Government spin that data retention laws need to be revised to deal with terrorism, as reported by the Guardian on Saturday, is a simple attempt to mislead the public.
The real reason they need to legislate on data retention is that they are asking ISPs to operate illegally by retaining data, since the CJEU struck the Data Retention Directive down.
The government knows they are at high risk of legal action from ORG, Privacy International, Liberty and others, and of that legal action succeeding. ORG wrote to the government to ask them to stop trying to enforce EU data retention laws, as they had been invalidated. Thousands of ORG supporters wrote to ISPs to ask them to stop retaining their data illegally. One way or another, this law is likely to be struck down, and the government knows it.
ISPs have obeyed the government’s instructions to continue to retain data, which is in itself quite dubious. It is courts that decide what the law is, not governments. Parliament legislates, and governments must obey the law. The government does not decide what the law is.
Theresa May has long made it clear that she wants to extend data retention to cover mobile phone records, that are currently not kept because of the complexities of administering “Network Address Translation” caused by using single IP addresses for many mobile phone users. Currently data retention applies to phone records, customer data, IP addresses and email logs at your broadband ISP.
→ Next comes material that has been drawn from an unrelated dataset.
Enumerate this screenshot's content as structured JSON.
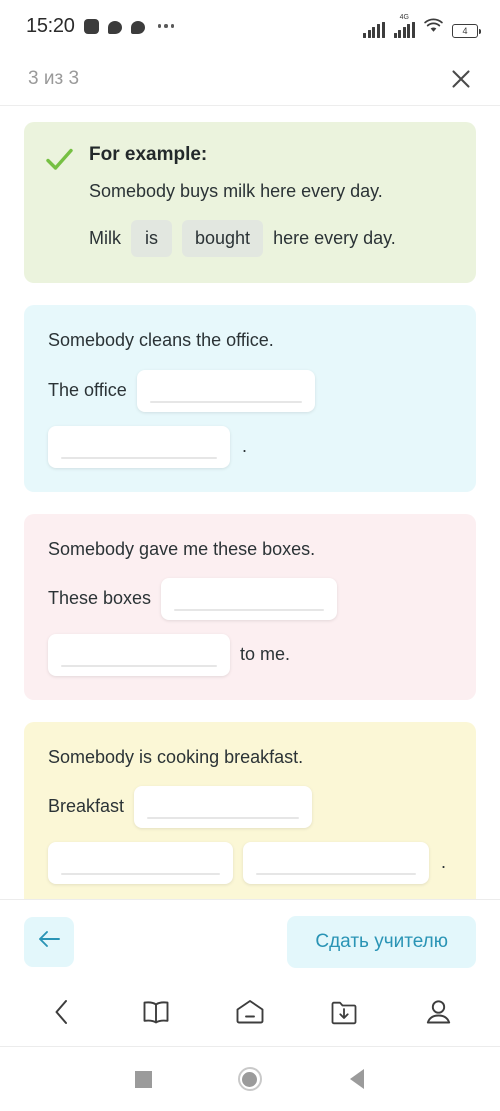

But now all retention too must abide by the CJEU judgement, which has clearly delineated the limits to data retention under human rights law. They have said that it must:
provide exceptions for people whose communications must be confidential for legal reasons
restrict retention to data that is related to a threat to public security and in particular restrict retention to a particular time period, geographical area and / or suspects or persons whose data would contribute to the prevention or prosecution of crime
restrict access to defined, sufficiently serious crimes
limit access to that which is strictly necessary
empower an independent administrative or judicial body to make decisions about access to the data on the basis of need
distinguish between the usefulness of different kinds of data and relate retention periods to that question
keep retention periods as low as possible, i.e. to periods that are ‘strictly necessary'
ensure the data is kept securely
ensure destruction of the data when it is no longer needed
ensure the data is kept within the EU
Will any new UK data retention law, drafted and published this week meet these criteria? It doesn’t seem likely, and if not, then Parliament must be given time to consider it in line with the demands of the judgement. This paragraph, in particular, needs the attention of our legislators:
Moreover, whilst seeking to contribute to the fight against serious crime, Directive 2006/24 does not require any relationship between the data whose retention is provided for and a threat to public security and, in particular, it is not restricted to a retention in relation (i) to data pertaining to a particular time period and/or a particular geographical zone and/or to a circle of particular persons likely to beinvolved, in one way or another, in a serious crime, or (ii) to persons who could,for other reasons, contribute, by the retention of their data, to the prevention, detection or prosecution of serious offences.
That is a clear call to draw a line and stop blanket data retention. As the court says in their press statement, it is a ”serious interference with fundamental rights of citizens to privacy”. Any new law needs to scale back, not increase, the UK's data retention laws.